I suppose hopeless romantic is always the go-to phrase as to how I’d like to describe myself. There are so many more complexities than that, of course. It’s hard for me to accept at times that I’m the villain in some stories. I’ve always strived to be everyone’s friend. It’s only in recent years that I’ve come to realize how impossible that is, despite being told at so many stops along the way that it is indeed impossible.
There are some people who will just not like you, and that decision is entirely up to them. The only thing one can do is hope that they make an informed decision based on the evidence given to them. I always want it to be evident that I am a good person and I believe I am a good person, despite some of my actions causing pain. Sometimes that’s unavoidable causing pain but it doesn’t have to define me.
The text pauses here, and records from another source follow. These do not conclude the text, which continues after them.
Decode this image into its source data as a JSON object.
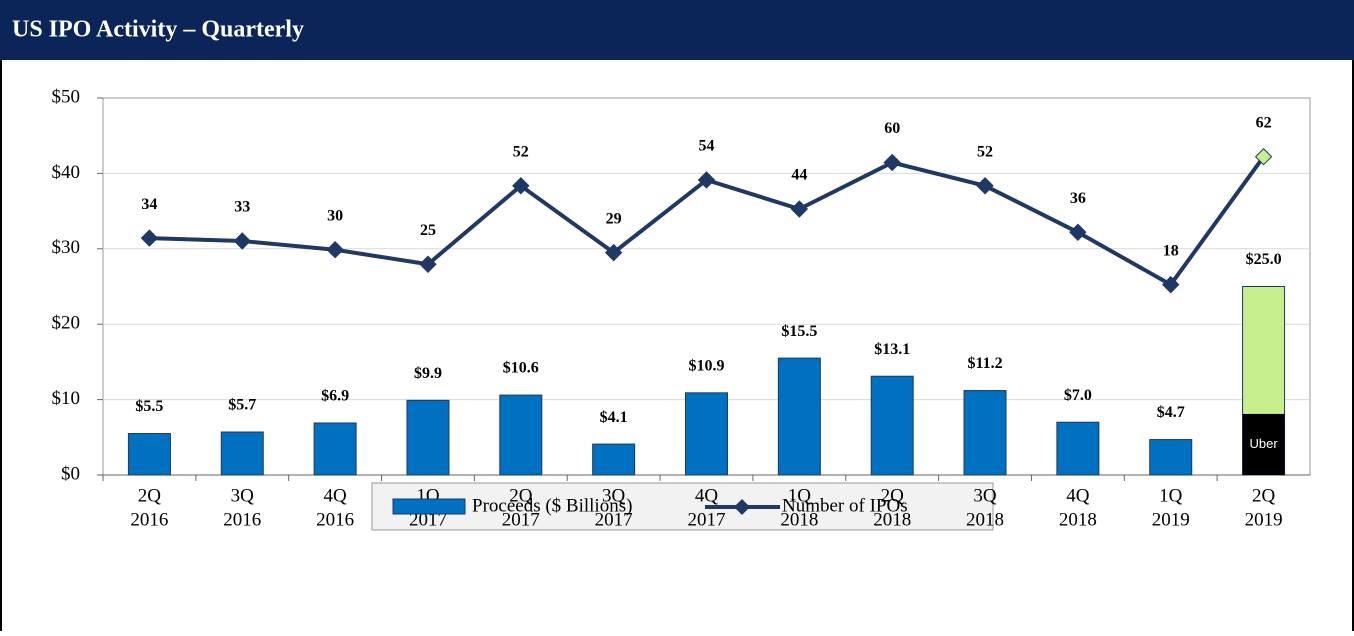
{
  "chart_data": {
    "type": "bar",
    "title": "US IPO Activity – Quarterly",
    "categories": [
      [
        "2Q",
        "2016"
      ],
      [
        "3Q",
        "2016"
      ],
      [
        "4Q",
        "2016"
      ],
      [
        "1Q",
        "2017"
      ],
      [
        "2Q",
        "2017"
      ],
      [
        "3Q",
        "2017"
      ],
      [
        "4Q",
        "2017"
      ],
      [
        "1Q",
        "2018"
      ],
      [
        "2Q",
        "2018"
      ],
      [
        "3Q",
        "2018"
      ],
      [
        "4Q",
        "2018"
      ],
      [
        "1Q",
        "2019"
      ],
      [
        "2Q",
        "2019"
      ]
    ],
    "series": [
      {
        "name": "Proceeds ($ Billions)",
        "type": "bar",
        "color": "#0070c0",
        "colors": [
          "#0070c0",
          "#0070c0",
          "#0070c0",
          "#0070c0",
          "#0070c0",
          "#0070c0",
          "#0070c0",
          "#0070c0",
          "#0070c0",
          "#0070c0",
          "#0070c0",
          "#0070c0",
          "#c6f08c"
        ],
        "values": [
          5.5,
          5.7,
          6.9,
          9.9,
          10.6,
          4.1,
          10.9,
          15.5,
          13.1,
          11.2,
          7.0,
          4.7,
          25.0
        ],
        "value_labels": [
          "$5.5",
          "$5.7",
          "$6.9",
          "$9.9",
          "$10.6",
          "$4.1",
          "$10.9",
          "$15.5",
          "$13.1",
          "$11.2",
          "$7.0",
          "$4.7",
          "$25.0"
        ]
      },
      {
        "name": "Number of IPOs",
        "type": "line",
        "axis": "y2",
        "color": "#1f3864",
        "marker_colors": [
          "#1f3864",
          "#1f3864",
          "#1f3864",
          "#1f3864",
          "#1f3864",
          "#1f3864",
          "#1f3864",
          "#1f3864",
          "#1f3864",
          "#1f3864",
          "#1f3864",
          "#1f3864",
          "#c6f08c"
        ],
        "values": [
          34,
          33,
          30,
          25,
          52,
          29,
          54,
          44,
          60,
          52,
          36,
          18,
          62
        ]
      }
    ],
    "overlay": {
      "label": "Uber",
      "index": 12,
      "value": 8.1,
      "color": "#000000"
    },
    "ylim": [
      0,
      50
    ],
    "yticks": [
      {
        "value": 0,
        "label": "$0"
      },
      {
        "value": 10,
        "label": "$10"
      },
      {
        "value": 20,
        "label": "$20"
      },
      {
        "value": 30,
        "label": "$30"
      },
      {
        "value": 40,
        "label": "$40"
      },
      {
        "value": 50,
        "label": "$50"
      }
    ],
    "y2lim": [
      -47.5,
      82.2
    ],
    "grid": true
  }
}
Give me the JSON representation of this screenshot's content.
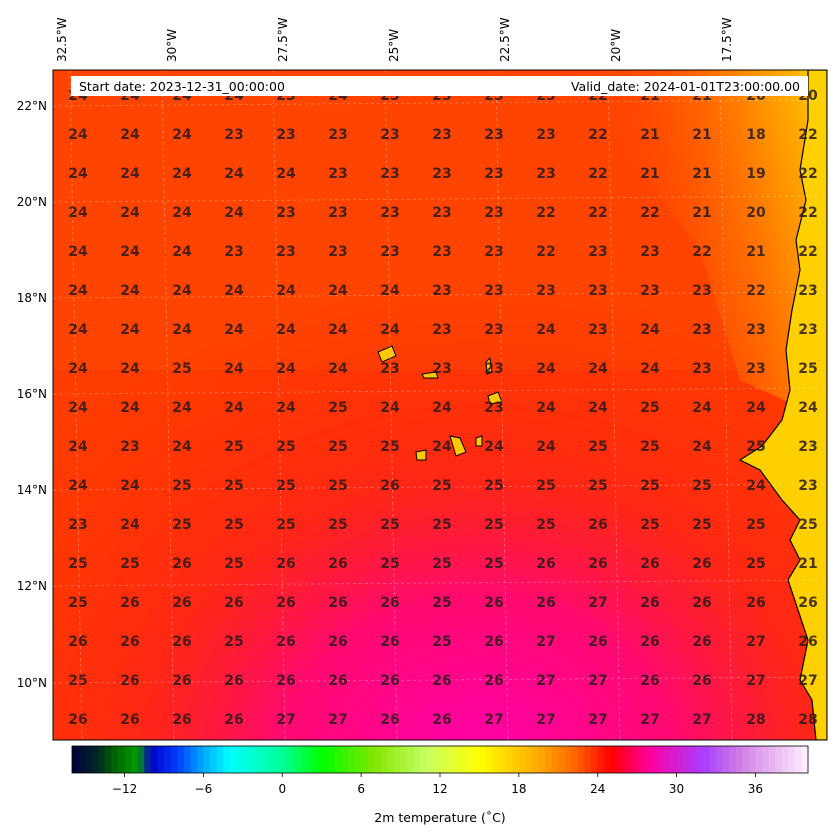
{
  "banner": {
    "start_date": "Start date: 2023-12-31_00:00:00",
    "valid_date": "Valid_date: 2024-01-01T23:00:00.00"
  },
  "map": {
    "lon_labels": [
      "32.5°W",
      "30°W",
      "27.5°W",
      "25°W",
      "22.5°W",
      "20°W",
      "17.5°W"
    ],
    "lat_labels": [
      "22°N",
      "20°N",
      "18°N",
      "16°N",
      "14°N",
      "12°N",
      "10°N"
    ],
    "grid_values": [
      [
        24,
        24,
        24,
        24,
        23,
        24,
        23,
        23,
        23,
        23,
        22,
        21,
        21,
        20,
        20
      ],
      [
        24,
        24,
        24,
        23,
        23,
        23,
        23,
        23,
        23,
        23,
        22,
        21,
        21,
        18,
        22
      ],
      [
        24,
        24,
        24,
        24,
        24,
        23,
        23,
        23,
        23,
        23,
        22,
        21,
        21,
        19,
        22
      ],
      [
        24,
        24,
        24,
        24,
        23,
        23,
        23,
        23,
        23,
        22,
        22,
        22,
        21,
        20,
        22
      ],
      [
        24,
        24,
        24,
        23,
        23,
        23,
        23,
        23,
        23,
        22,
        23,
        23,
        22,
        21,
        22
      ],
      [
        24,
        24,
        24,
        24,
        24,
        24,
        24,
        23,
        23,
        23,
        23,
        23,
        23,
        22,
        23
      ],
      [
        24,
        24,
        24,
        24,
        24,
        24,
        24,
        23,
        23,
        24,
        23,
        24,
        23,
        23,
        23
      ],
      [
        24,
        24,
        25,
        24,
        24,
        24,
        23,
        23,
        23,
        24,
        24,
        24,
        23,
        23,
        25
      ],
      [
        24,
        24,
        24,
        24,
        24,
        25,
        24,
        24,
        23,
        24,
        24,
        25,
        24,
        24,
        24
      ],
      [
        24,
        23,
        24,
        25,
        25,
        25,
        25,
        24,
        24,
        24,
        25,
        25,
        24,
        25,
        23
      ],
      [
        24,
        24,
        25,
        25,
        25,
        25,
        26,
        25,
        25,
        25,
        25,
        25,
        25,
        24,
        23
      ],
      [
        23,
        24,
        25,
        25,
        25,
        25,
        25,
        25,
        25,
        25,
        26,
        25,
        25,
        25,
        25
      ],
      [
        25,
        25,
        26,
        25,
        26,
        26,
        25,
        25,
        25,
        26,
        26,
        26,
        26,
        25,
        21
      ],
      [
        25,
        26,
        26,
        26,
        26,
        26,
        26,
        25,
        26,
        26,
        27,
        26,
        26,
        26,
        26
      ],
      [
        26,
        26,
        26,
        25,
        26,
        26,
        26,
        25,
        26,
        27,
        26,
        26,
        26,
        27,
        26
      ],
      [
        25,
        26,
        26,
        26,
        26,
        26,
        26,
        26,
        26,
        27,
        27,
        26,
        26,
        27,
        27
      ],
      [
        26,
        26,
        26,
        26,
        27,
        27,
        26,
        26,
        27,
        27,
        27,
        27,
        27,
        28,
        28
      ]
    ],
    "field_colors": {
      "warm_low": "#ffa500",
      "warm_mid": "#ff3a00",
      "warm_high": "#ff0a4a",
      "hot": "#ff00aa"
    },
    "coastline_color": "#000000"
  },
  "colorbar": {
    "label": "2m temperature ($^\\circ$C)",
    "label_display": "2m temperature (˚C)",
    "vmin": -16,
    "vmax": 40,
    "ticks": [
      -12,
      -6,
      0,
      6,
      12,
      18,
      24,
      30,
      36
    ],
    "tick_labels": [
      "−12",
      "−6",
      "0",
      "6",
      "12",
      "18",
      "24",
      "30",
      "36"
    ]
  }
}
I call myself a hopeless romantic in that I have nothing but hope, it’s a little oxymoronic I suppose. I hold out hope in so many situations and kind of like the band playing the last songs on the Titanic, I try to provide a smile even as my ship sinks. I have learned now that I don’t have to keep playing if I have the ability to patch my own holes. The ship can be more important than the song.
I’m at a crossroads in my life, that’s mostly why I write this. So many chapters that I thought were forever stories are actually coming to an end. And new, terrifying, beautiful things are on my immediate horizon, and I am trying to somehow reconcile all of that.
I want to get my feelings out, holding them inside of me is what has killed a lot of beautiful things in my life and that’s not fair to myself or the ones that I love who are around me. So I’m grateful for the chance to express, and it’s not without some courage to do so.
But I know now that I have strength and courage to better myself. It never left me, I just had to be reminded. I know that self-care doesn’t mean selfish.
I know now that some pain is unavoidable, and that some stories will find you villainous while others find you a relatable foil.
I know now that lessons learned late are still good lessons. They just hurt a little more.